Steam showers are about as common in the home as spas and saunas, or maybe less. The truth is that people are only now getting to know the benefits of steam showers, spas and saunas. There are now more hot tubs or Jacuzzis in homes than there are steam showers.
Part of the reason is the price; traditional steam showers were built-in units and not the newer modular designs. Also, there is the presumption that steam showers are not a “couple” activity. This is far from being true.
Modular units are bought as a unit, and are assembled on the premises. The only thing needed is to connect the pipes and the electrical wiring. On the other hand, a built-in unit is a room in your home, which will be converted into a steam shower.
Things to Consider About a Built-in Unit
Converting a room, or part of a room, will require some civil work. You will need to have a domed or sloped ceiling to the room so that the steam condensation will flow to the sides, rather than slowly drip to the floor. You will also need to make sure that all sides of the room and the unit’s ceiling are sealed tightly. The seals prevent the steam from escaping the shower stall out into the bathroom, where it can damage plaster and paint. You will also need to install the steam generator. This can be placed under the shower stall, in the attic or the basement. The necessary plumbing should also be addressed accordingly.

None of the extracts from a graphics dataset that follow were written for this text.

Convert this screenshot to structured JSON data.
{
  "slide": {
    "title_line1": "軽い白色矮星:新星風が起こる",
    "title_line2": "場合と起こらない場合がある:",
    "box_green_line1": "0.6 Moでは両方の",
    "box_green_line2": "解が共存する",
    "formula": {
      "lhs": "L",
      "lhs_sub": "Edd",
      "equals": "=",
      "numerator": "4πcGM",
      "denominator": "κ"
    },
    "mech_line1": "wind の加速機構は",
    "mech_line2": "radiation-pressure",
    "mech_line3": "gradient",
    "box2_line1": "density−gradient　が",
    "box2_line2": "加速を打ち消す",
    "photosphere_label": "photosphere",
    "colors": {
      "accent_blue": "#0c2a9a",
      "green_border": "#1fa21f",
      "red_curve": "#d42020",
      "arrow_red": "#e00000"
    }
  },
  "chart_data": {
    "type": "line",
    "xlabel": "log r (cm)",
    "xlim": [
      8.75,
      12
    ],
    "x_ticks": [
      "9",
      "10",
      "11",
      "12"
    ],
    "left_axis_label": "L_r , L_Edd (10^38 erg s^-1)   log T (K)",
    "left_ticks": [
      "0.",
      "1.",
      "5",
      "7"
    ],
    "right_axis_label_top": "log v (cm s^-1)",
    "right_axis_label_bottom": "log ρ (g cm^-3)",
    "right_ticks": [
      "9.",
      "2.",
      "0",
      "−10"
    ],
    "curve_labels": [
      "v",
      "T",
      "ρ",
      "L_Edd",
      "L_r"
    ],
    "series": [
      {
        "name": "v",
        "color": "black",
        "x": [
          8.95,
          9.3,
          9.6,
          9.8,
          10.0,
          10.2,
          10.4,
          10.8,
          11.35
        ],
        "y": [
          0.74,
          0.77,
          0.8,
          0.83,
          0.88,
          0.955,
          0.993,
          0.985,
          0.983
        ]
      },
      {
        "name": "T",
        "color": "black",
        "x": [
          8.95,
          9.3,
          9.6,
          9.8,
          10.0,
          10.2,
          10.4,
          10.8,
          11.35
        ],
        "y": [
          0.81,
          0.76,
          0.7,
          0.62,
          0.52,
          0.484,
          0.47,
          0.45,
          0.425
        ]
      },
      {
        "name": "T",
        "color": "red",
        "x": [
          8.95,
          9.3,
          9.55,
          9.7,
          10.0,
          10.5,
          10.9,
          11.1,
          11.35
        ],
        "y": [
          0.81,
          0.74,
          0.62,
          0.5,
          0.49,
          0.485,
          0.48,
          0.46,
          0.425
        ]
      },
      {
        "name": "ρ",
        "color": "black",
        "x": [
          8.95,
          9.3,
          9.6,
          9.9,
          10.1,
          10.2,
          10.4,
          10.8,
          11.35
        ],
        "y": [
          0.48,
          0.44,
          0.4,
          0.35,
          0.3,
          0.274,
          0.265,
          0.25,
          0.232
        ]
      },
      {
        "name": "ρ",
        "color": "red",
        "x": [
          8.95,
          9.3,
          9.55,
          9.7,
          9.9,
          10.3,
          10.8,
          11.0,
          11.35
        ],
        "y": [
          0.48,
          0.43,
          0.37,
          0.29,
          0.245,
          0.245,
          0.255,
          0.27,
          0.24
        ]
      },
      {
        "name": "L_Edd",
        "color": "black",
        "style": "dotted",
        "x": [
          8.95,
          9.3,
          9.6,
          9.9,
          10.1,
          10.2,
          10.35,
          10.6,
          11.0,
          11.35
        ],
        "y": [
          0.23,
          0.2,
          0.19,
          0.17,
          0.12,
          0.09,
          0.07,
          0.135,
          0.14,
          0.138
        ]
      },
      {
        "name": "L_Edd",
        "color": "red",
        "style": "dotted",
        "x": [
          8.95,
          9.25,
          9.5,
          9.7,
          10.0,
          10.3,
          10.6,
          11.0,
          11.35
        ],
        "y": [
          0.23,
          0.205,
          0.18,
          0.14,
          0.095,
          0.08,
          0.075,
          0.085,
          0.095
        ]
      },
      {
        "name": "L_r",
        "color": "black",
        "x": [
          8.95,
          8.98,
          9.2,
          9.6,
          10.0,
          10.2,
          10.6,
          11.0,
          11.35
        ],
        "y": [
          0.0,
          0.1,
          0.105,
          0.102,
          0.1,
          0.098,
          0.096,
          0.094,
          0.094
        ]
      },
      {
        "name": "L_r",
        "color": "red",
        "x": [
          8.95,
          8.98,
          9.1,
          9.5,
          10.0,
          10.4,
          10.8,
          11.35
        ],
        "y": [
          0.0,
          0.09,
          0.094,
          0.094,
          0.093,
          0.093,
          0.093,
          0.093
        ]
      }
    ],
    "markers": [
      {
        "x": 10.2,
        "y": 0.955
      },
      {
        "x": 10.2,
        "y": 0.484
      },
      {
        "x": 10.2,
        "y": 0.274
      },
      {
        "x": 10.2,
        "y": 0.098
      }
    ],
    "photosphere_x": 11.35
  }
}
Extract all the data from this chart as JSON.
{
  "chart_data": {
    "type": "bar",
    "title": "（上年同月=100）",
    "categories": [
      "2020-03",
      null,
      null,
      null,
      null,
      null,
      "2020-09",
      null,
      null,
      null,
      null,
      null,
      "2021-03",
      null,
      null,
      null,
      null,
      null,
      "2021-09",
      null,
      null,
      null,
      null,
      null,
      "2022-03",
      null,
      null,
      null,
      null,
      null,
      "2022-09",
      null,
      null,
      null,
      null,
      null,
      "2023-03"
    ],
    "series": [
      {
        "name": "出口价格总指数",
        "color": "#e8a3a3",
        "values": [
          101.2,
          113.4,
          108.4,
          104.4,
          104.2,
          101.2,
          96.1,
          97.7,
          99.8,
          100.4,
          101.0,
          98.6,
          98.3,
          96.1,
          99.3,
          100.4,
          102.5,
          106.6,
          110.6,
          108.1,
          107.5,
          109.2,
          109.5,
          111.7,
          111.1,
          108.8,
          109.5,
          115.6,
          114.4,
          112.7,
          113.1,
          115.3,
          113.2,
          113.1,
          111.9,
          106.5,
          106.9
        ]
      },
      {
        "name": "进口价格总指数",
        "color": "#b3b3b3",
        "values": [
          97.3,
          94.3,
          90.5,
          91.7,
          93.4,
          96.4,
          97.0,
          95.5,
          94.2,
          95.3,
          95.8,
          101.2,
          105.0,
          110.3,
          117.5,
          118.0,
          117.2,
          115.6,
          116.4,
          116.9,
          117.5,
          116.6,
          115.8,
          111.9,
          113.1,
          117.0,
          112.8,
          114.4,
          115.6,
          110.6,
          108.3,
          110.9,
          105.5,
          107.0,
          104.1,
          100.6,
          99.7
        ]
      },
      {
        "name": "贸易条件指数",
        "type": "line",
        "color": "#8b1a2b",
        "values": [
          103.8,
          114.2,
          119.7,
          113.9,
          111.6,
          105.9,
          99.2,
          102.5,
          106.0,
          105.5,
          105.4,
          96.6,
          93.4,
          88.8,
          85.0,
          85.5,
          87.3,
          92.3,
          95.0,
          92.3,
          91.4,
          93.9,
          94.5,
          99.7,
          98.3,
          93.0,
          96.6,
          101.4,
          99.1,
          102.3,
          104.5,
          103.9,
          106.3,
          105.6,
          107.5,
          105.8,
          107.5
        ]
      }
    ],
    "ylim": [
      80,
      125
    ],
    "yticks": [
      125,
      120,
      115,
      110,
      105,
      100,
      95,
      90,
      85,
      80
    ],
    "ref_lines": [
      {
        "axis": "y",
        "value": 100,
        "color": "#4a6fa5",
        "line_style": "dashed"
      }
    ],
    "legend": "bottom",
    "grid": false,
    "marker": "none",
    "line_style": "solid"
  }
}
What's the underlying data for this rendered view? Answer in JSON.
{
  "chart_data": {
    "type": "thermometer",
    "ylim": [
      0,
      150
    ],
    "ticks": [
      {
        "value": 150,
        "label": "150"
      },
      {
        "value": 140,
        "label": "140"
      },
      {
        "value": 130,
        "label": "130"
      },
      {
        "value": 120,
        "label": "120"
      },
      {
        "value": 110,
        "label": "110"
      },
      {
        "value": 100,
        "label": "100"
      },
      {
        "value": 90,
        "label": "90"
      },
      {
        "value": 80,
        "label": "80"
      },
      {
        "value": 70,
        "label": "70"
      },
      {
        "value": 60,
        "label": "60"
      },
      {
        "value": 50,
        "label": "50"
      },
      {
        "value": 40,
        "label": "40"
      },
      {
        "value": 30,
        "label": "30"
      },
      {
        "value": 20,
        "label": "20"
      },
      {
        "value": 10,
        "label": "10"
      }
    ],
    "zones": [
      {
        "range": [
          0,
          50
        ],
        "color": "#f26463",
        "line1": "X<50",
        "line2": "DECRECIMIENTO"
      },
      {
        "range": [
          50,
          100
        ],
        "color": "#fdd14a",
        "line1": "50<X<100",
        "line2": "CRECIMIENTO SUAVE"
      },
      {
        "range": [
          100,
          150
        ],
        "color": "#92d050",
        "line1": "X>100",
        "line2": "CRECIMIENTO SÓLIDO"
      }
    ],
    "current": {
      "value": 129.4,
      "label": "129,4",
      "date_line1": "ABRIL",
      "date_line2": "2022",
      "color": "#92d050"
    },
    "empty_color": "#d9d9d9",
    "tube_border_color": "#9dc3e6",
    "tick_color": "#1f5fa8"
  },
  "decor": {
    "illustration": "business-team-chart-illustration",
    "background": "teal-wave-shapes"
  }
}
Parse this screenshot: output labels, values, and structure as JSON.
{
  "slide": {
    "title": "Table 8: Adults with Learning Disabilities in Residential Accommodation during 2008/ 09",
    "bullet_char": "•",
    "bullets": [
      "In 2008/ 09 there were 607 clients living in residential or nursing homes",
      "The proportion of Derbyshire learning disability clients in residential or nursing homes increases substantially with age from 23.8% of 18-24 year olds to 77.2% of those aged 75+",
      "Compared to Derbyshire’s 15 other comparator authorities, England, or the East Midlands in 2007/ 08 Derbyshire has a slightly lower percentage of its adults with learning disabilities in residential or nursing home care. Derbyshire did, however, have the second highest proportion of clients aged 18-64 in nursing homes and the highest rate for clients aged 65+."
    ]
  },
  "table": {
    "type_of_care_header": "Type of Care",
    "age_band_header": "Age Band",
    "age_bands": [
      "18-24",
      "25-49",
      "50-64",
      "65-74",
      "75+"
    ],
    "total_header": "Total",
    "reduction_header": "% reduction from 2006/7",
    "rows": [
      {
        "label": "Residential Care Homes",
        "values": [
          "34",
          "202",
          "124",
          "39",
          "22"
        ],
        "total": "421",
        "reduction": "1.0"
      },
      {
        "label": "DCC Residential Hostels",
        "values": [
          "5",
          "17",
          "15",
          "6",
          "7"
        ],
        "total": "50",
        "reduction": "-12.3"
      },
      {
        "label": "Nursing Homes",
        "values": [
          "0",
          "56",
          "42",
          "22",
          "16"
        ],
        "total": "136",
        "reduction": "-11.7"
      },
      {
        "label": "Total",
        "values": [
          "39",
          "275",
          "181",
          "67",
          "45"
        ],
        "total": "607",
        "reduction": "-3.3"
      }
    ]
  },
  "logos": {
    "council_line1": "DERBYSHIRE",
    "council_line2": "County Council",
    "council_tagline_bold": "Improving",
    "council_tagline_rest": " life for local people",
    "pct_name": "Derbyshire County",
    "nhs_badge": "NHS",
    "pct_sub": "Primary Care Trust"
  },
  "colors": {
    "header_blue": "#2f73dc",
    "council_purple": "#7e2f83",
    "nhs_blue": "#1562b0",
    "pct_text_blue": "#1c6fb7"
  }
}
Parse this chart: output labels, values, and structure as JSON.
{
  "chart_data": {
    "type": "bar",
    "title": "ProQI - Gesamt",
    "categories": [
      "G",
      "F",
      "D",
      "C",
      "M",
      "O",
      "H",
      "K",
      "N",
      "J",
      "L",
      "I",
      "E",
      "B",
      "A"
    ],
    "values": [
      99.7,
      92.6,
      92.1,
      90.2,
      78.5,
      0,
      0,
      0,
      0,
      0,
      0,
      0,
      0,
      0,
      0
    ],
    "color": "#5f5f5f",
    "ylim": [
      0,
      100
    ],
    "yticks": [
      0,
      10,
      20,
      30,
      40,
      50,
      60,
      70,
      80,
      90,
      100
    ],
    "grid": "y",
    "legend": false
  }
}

Things to Consider in a Modular Unit
There are several variations of modular steam showers. Broadly speaking, the main categories include: Basic, Deluxe, Combo Shower with Whirlpool and Combo Shower with Sauna.
The Basic model has a steam jet, seat and containers for soap or shampoo. The Deluxe model includes a distribution facility for aromatherapy oil in the steam outlet, multiple water jets, foot massagers, hand held nozzles, radio or intercom, and a remote control to operate the steam room from outside. The combos are the Deluxe model with an added whirlpool bath or sauna. You might want to consider what you really want before deciding to go for either the modular or built-in stall. The more features, and the larger the stall is, the more expensive it becomes.
The pricing for the built-in module will be dependent on the size and the required construction. However, it will definitely take longer to finish construction of the built-in shower module.
Whether you choose to buy the modular unit or build your own built-in shower stall, you will still need the services of a plumber, an electrician, possibly an HVAC technician, and maybe someone to do the masonry work.
Shower stalls help you unwind, and enjoy the fruits of your labour. This may seem expensive, but it is worth the price to be able to relax in your own steam shower.